“I do take notes in the dark”, says Rafer Guzman.
Rafer Guzman is the film critic for Newsday, a daily newspaper that is primarily written for people living in Long Island. Guzman started out as a freelancer in San Francisco, but later in his career began writing music reviews, sometimes for free. He started at a small publication and over the years went into bigger publications.
As for education, Guzman has a bachelor’s degree in English Literature from the University of California at Berkeley and he graduated with a master’s degree in Journalism from Columbia University’s School of Journalism. “I’m still paying off my loans,” he says.
Before Guzman became the film critic for Newsday, he was a staff writer for The Wall Street Journal. There he covered travel and tourism for about four years. He said that it was “fun”, but it was not really what he wanted to do.

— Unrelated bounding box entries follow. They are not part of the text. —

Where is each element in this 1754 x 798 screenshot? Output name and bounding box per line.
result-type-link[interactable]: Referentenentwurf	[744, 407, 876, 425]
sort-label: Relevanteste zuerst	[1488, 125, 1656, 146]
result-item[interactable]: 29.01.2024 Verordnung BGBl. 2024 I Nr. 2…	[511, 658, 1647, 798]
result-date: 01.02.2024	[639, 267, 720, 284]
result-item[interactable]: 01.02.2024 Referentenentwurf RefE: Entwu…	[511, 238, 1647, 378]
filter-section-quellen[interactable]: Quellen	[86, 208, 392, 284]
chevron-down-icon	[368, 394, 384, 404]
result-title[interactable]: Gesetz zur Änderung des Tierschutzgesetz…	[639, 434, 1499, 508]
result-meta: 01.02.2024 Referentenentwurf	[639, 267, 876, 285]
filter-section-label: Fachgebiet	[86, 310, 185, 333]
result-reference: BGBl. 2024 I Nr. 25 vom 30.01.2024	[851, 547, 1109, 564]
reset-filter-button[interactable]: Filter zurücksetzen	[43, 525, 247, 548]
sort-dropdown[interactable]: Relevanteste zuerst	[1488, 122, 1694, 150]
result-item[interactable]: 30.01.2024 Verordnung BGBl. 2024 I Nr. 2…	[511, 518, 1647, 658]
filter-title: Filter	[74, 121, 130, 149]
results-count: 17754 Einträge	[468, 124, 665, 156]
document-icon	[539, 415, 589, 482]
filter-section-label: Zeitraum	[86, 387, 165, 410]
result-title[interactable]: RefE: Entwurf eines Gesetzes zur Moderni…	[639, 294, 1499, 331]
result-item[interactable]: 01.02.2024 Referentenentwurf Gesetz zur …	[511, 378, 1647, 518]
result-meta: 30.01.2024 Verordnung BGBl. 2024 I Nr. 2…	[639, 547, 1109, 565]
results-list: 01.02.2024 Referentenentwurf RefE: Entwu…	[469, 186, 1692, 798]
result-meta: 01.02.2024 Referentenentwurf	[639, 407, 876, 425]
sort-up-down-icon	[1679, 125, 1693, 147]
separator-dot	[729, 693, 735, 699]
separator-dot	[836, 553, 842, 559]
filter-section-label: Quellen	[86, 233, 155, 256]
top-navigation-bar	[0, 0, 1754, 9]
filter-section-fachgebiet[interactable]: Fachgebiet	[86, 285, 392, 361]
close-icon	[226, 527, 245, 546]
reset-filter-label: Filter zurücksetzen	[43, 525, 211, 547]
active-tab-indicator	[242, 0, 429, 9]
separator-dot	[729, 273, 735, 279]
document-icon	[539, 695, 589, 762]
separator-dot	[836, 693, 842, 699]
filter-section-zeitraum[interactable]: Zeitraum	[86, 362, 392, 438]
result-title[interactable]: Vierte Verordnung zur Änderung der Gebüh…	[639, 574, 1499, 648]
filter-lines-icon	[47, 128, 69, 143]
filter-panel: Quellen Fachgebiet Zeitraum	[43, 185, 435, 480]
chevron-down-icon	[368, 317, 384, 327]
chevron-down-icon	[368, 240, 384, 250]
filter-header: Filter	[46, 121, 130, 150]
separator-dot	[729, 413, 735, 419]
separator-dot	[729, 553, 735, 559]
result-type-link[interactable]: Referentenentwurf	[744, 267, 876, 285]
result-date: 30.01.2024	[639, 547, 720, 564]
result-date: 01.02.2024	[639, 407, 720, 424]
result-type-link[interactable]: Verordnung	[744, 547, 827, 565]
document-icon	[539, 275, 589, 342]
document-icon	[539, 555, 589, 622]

In 2002, Guzman became the rock critic for Newsday. He said that being a rock critic was exhausting and tiring. “With music, I got sick of it”, he says.
As a rock critic, he sometimes wrote only “one film review every other month”. However, after the whole Newsday film department quit by taking money in a buyout, Guzman became a full- time film critic.
Guzman now has to review about three to five movies a week. Guzman watches every wide release movies that comes out. “I see it all”, he says. Unlike with music, Guzman does not get sick of watching movies.
Guzman has to view movies ahead of time and most of the time he views movies in private screening rooms, which are mainly in midtown Manhattan, but he lives in Brooklyn.
His favorite movie genre is action and his favorite director is Stanley Kubrick. His favorite Disney movies are Beauty and the Beast and Frozen.
Guzman enjoys his job even if he has to watch bad movies. “I think it is fun to watch bad movies because you can figure out why a bad movie is bad”, he says. Guzman has been a film critic for Newsday for around seven years now and he is happy with his job.